E su negoziato e diplomazia ha posto l’attenzione anche Paolo Ruffini, prefetto del Dicastero per la comunicazione della Santa Sede: perché questi strumenti, ha detto, «sono la strada principale per costruire la pace». Per arrivarci, necessaria è «la perseveranza — così come è scritto nella dichiarazione di Abu Dhabi firmata da Papa Francesco nel 2019 — nel difendere e diffondere la cultura della tolleranza, della convivenza e della pace; evitando di cadere nel vortice dell’estremismo ateo e agnostico, oppure nell’integralismo religioso, nell’estremismo e nel fondamentalismo cieco». Anche oggi, ha concluso Ruffini, «il mondo ha bisogno di leader che permettano ai popoli di comprendersi e dialogare, e generino un nuovo “spirito di Helsinki”, la volontà di rafforzare il multilateralismo, di costruire un mondo più stabile e pacifico pensando alle nuove generazioni».

Sul ruolo della Chiesa nell’impegno per la pace è intervenuto Andrea Monda, direttore de «L’Osservatore Romano», che ha ricordato un’udienza privata di Paolo vi con Amílcar Cabral, José Eduardo Dos Santos e António Agostinho Neto nel 1970, nella quale egli riconobbe la tragicità «di certe situazioni dell’Africa», sottolineando, che «la Chiesa sta dalla parte dei Paesi che soffrono», invitandoli a lottare, «appena potete, con mezzi pacifici». E questo vale allora come oggi.

La religione «è stata un’istituzione mediatrice nel cuore di diversi conflitti, necessaria per garantire lo sviluppo integrale», ha ricordato il giornalista e scrittore Jean Léonard Touadi. E non si può dimenticare, è il pensiero del professor Roberto Mancini dell’Università di Macerata, che la libertà religiosa «è anche libertà dalla violenza e dalla divisione. Ma vivere è con-vivere. La libertà religiosa diventa pertanto decisiva oggi perché i governi e le persone vanno rimotivati: non è solo libertà di non essere perseguitati, è risposta all’amore di Dio che abbraccia tutta l’umanità e tutto il creato. L’orizzonte è quello della riconciliazione, per costruire dinamiche di sicurezza comune e di convivenza autentica».

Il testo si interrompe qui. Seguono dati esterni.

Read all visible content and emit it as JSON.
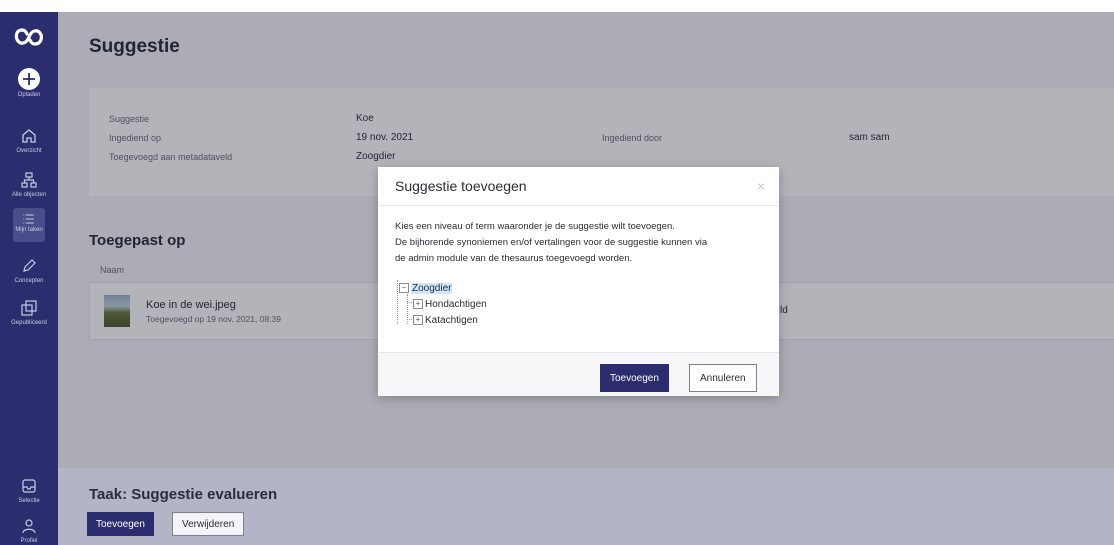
{
  "sidebar": {
    "upload_label": "Opladen",
    "items": [
      {
        "label": "Overzicht",
        "icon": "home-icon"
      },
      {
        "label": "Alle objecten",
        "icon": "hierarchy-icon"
      },
      {
        "label": "Mijn taken",
        "icon": "task-list-icon"
      },
      {
        "label": "Concepten",
        "icon": "pencil-icon"
      },
      {
        "label": "Gepubliceerd",
        "icon": "published-icon"
      }
    ],
    "bottom_items": [
      {
        "label": "Selectie",
        "icon": "tray-icon"
      },
      {
        "label": "Profiel",
        "icon": "person-icon"
      }
    ]
  },
  "page": {
    "title": "Suggestie",
    "fields": {
      "suggestie_label": "Suggestie",
      "suggestie_value": "Koe",
      "ingediend_op_label": "Ingediend op",
      "ingediend_op_value": "19 nov. 2021",
      "ingediend_door_label": "Ingediend door",
      "ingediend_door_value": "sam sam",
      "metadataveld_label": "Toegevoegd aan metadataveld",
      "metadataveld_value": "Zoogdier"
    },
    "applied_title": "Toegepast op",
    "col_name": "Naam",
    "file": {
      "name": "Koe in de wei.jpeg",
      "added": "Toegevoegd op 19 nov. 2021, 08:39",
      "right_text": "ld"
    }
  },
  "task": {
    "title": "Taak: Suggestie evalueren",
    "add_label": "Toevoegen",
    "remove_label": "Verwijderen"
  },
  "modal": {
    "title": "Suggestie toevoegen",
    "close": "×",
    "line1": "Kies een niveau of term waaronder je de suggestie wilt toevoegen.",
    "line2": "De bijhorende synoniemen en/of vertalingen voor de suggestie kunnen via",
    "line3": "de admin module van de thesaurus toegevoegd worden.",
    "tree": {
      "root": "Zoogdier",
      "children": [
        "Hondachtigen",
        "Katachtigen"
      ]
    },
    "primary_label": "Toevoegen",
    "secondary_label": "Annuleren"
  },
  "colors": {
    "sidebar_bg": "#2b2d6e",
    "primary": "#2b2d6e",
    "selection": "#cfe6fb"
  }
}
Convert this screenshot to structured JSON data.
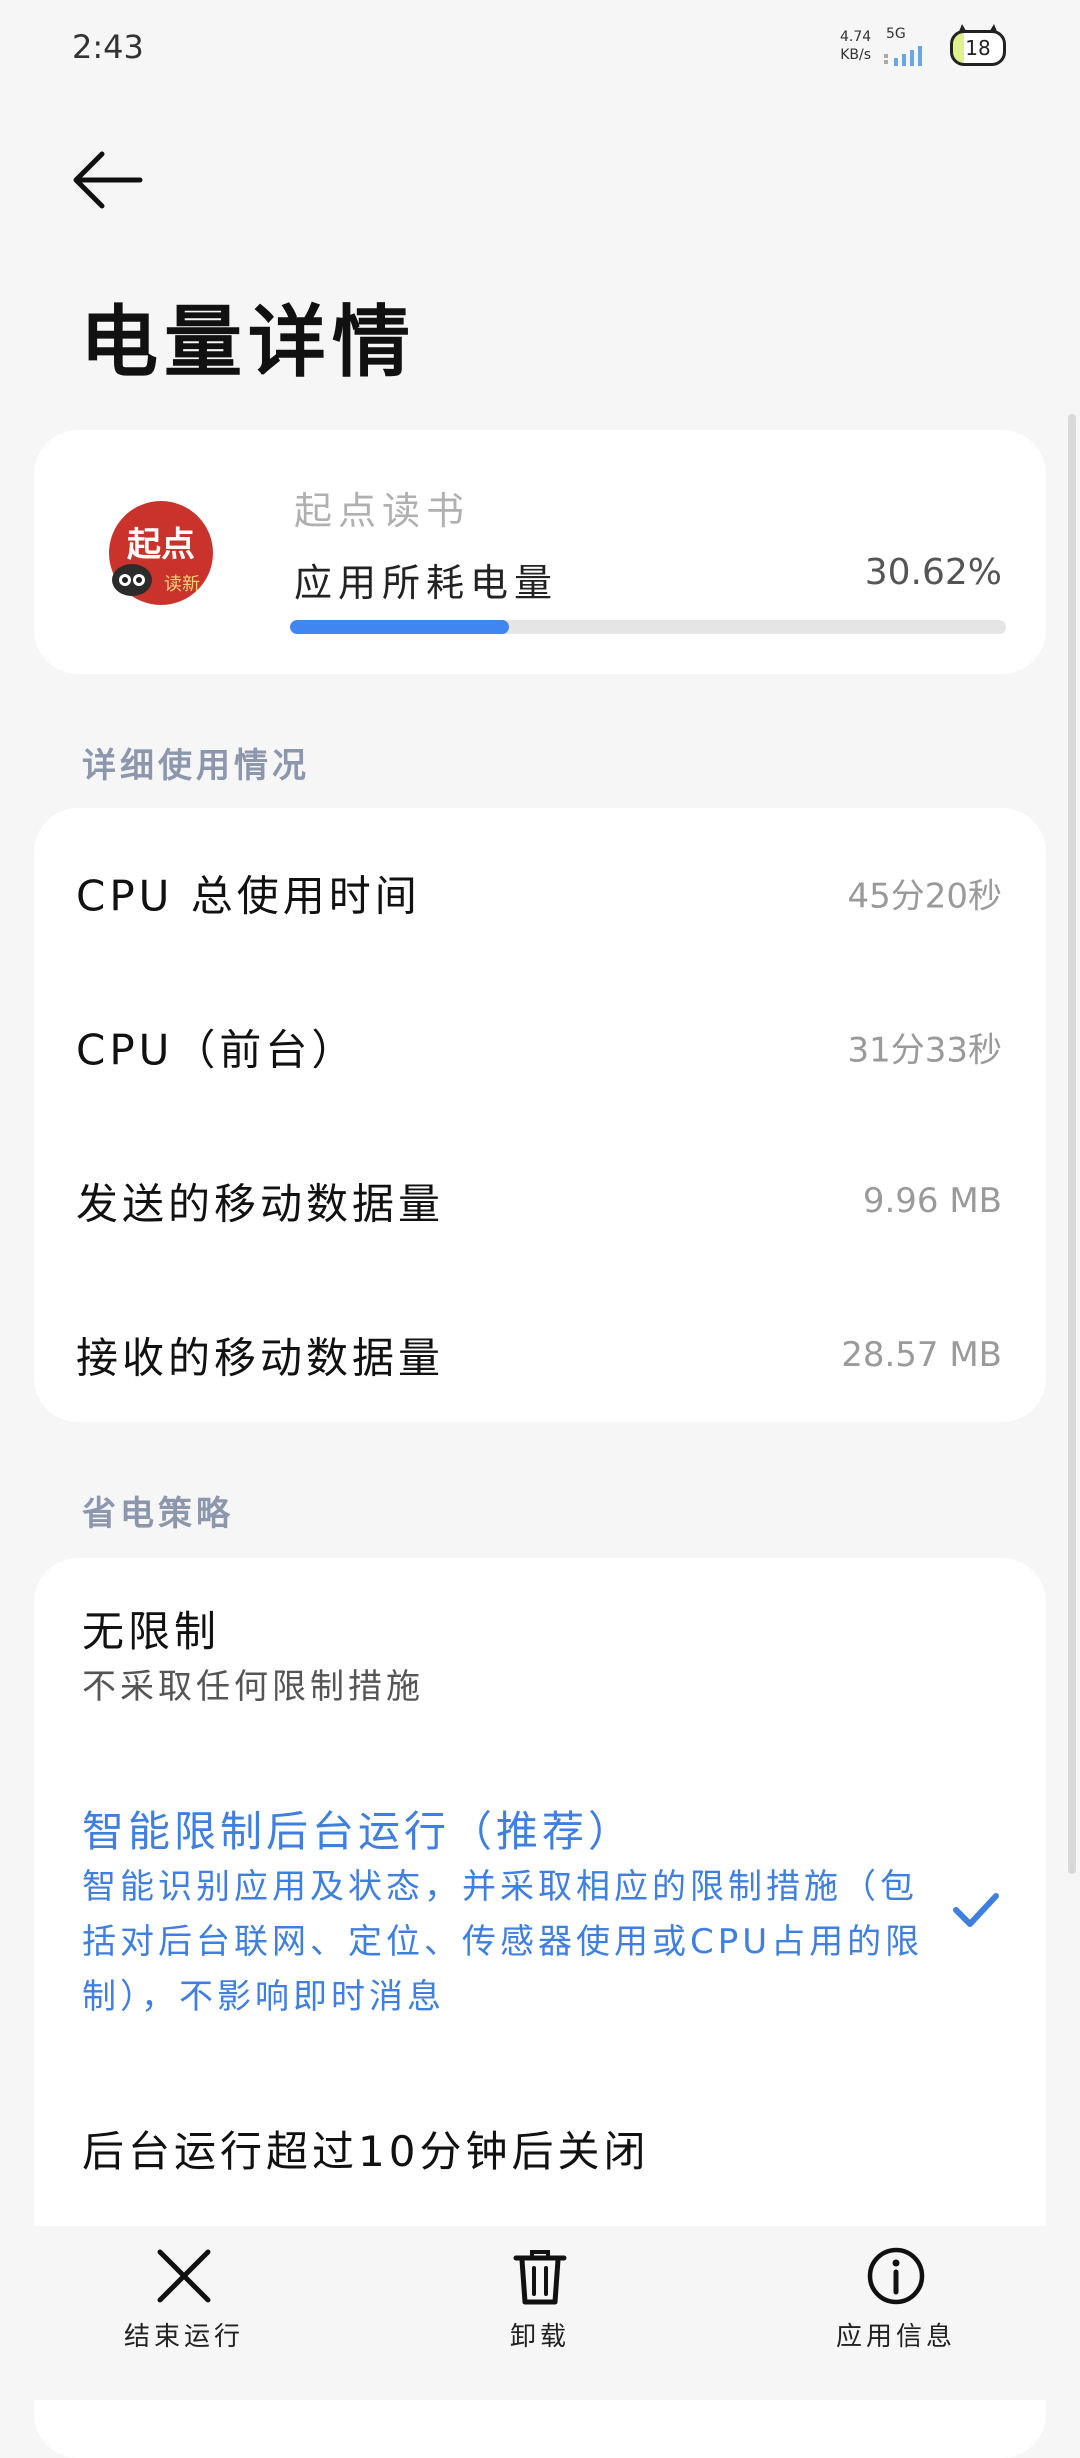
{
  "status_bar": {
    "time": "2:43",
    "net_speed_value": "4.74",
    "net_speed_unit": "KB/s",
    "network_type": "5G",
    "battery_level": "18"
  },
  "header": {
    "title": "电量详情"
  },
  "app": {
    "name": "起点读书",
    "usage_label": "应用所耗电量",
    "usage_percent_text": "30.62%",
    "usage_fraction": 0.3062,
    "icon": "qidian-app-icon"
  },
  "details": {
    "header": "详细使用情况",
    "rows": [
      {
        "label": "CPU 总使用时间",
        "value": "45分20秒"
      },
      {
        "label": "CPU（前台）",
        "value": "31分33秒"
      },
      {
        "label": "发送的移动数据量",
        "value": "9.96 MB"
      },
      {
        "label": "接收的移动数据量",
        "value": "28.57 MB"
      }
    ]
  },
  "power_policy": {
    "header": "省电策略",
    "options": [
      {
        "title": "无限制",
        "description": "不采取任何限制措施",
        "selected": false
      },
      {
        "title": "智能限制后台运行（推荐）",
        "description": "智能识别应用及状态，并采取相应的限制措施（包括对后台联网、定位、传感器使用或CPU占用的限制），不影响即时消息",
        "selected": true
      },
      {
        "title": "后台运行超过10分钟后关闭",
        "description": "",
        "selected": false
      }
    ]
  },
  "bottom_actions": [
    {
      "label": "结束运行",
      "icon": "close-icon"
    },
    {
      "label": "卸载",
      "icon": "trash-icon"
    },
    {
      "label": "应用信息",
      "icon": "info-icon"
    }
  ],
  "colors": {
    "accent": "#3f86f1",
    "section_header": "#8c97ad",
    "background": "#f6f6f6"
  }
}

«Costruire la pace infatti è molto attuale», ha ribadito Marco Impagliazzo, presidente della Comunità di Sant’Egidio. Così «come lo è il negoziato», ha aggiunto, ricordando il caso del Mozambico e l’accordo raggiunto, grazie alla mediazione di Sant’Egidio, nel 1992 dopo 16 anni di guerra. «Anche oggi, proprio in un momento in cui la guerra sembra essere normale, le religioni possono avere un ruolo fondamentale. Allora le trattative durarono 27 mesi a Roma, un periodo che consentì alle parti di capire che non c’era via senza l’accettazione dell’altro. La lezione ricavata è quindi che indispensabili sono gli strumenti semplici del dialogo, del contatto umano, dell’immaginazione creativa, della comprensione dei sentimenti di tutti».

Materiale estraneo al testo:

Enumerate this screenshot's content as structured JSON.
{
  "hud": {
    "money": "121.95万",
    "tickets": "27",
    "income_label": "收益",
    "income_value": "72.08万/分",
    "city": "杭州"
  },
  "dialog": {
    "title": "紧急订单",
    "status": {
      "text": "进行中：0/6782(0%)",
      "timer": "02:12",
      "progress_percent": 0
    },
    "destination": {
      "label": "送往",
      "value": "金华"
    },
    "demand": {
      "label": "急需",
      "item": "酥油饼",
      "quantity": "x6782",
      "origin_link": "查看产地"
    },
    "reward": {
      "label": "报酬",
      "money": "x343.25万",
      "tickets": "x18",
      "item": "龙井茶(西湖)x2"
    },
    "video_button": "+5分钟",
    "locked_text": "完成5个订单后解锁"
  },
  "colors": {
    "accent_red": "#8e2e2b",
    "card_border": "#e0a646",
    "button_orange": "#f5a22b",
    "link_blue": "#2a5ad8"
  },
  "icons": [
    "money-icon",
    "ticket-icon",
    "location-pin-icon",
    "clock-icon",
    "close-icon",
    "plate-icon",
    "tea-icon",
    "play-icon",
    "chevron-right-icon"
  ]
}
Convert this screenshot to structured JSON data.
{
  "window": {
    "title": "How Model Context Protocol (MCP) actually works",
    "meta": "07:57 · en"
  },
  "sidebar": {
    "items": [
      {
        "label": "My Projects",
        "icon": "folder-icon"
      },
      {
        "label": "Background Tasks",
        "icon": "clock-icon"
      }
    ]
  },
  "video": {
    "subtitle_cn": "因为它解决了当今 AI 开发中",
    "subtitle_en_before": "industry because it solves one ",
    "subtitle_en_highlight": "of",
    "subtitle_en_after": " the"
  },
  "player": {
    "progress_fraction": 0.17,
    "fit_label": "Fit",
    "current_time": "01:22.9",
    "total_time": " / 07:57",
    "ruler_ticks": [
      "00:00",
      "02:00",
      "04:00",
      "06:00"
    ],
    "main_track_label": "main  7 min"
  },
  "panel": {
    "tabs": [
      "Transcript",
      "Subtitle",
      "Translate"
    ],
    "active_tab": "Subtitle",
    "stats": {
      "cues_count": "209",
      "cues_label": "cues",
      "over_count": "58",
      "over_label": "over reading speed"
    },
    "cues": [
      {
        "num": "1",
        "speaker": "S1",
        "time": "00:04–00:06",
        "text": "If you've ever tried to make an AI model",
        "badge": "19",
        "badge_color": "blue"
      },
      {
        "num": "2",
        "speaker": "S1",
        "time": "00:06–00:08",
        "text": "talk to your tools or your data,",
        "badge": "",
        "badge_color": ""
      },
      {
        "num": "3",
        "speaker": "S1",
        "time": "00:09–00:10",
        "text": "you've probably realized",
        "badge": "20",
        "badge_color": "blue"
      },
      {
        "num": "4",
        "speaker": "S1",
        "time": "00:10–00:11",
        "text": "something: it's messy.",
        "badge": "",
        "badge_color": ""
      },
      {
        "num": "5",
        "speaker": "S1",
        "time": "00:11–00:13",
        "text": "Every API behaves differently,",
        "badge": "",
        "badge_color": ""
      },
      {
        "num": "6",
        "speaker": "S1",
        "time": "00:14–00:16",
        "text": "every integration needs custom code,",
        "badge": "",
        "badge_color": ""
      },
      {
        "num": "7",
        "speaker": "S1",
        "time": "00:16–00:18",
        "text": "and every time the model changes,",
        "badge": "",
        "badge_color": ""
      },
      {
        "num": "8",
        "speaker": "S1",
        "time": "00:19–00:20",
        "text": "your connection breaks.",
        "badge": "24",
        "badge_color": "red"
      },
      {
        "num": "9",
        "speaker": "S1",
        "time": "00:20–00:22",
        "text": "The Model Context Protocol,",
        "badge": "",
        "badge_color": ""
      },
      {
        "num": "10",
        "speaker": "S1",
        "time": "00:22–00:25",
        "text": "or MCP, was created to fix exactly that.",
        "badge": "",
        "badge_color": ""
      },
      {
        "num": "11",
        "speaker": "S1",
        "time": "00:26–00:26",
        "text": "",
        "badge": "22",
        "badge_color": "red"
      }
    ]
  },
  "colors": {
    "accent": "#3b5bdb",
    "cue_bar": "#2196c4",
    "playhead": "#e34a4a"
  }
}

Nel citare il caso della Guinea Bissau e Capo Verde, nonché delle leadership di Cabral e monsignor Settimio Ferrazzetta, primo pastore della Chiesa cattolica in Guinea, Fernando Medina, presidente della Commissione politica, African Party for the Independence of Guinea and Cape Verde in Italia, ha evidenziato l’importanza dei popoli «che formano quella radice di un albero che chiamiamo Stati», aggiungendo che solo i rapporti basati sulla «conoscenza reciproca nella solidarietà tra popoli», come diceva Cabral, sono la garanzia di future relazioni durature tra nazioni.

«Vero, la pace è certamente un problema di conoscenza e consapevolezza della nostra comune umanità», ha concluso Filomeno Lopes, scrittore e giornalista di Radio Vaticana. «Lavorare per la pace vuol dire uscire dall’ignoranza e agire con un pensiero, evitando i pericoli della disinvoltura e del dilettantismo, soprattutto in Africa». La pace «è condizione indispensabile per la pienezza della condizione umana ed è la cura dell’altro essere umano che ci rassomiglia».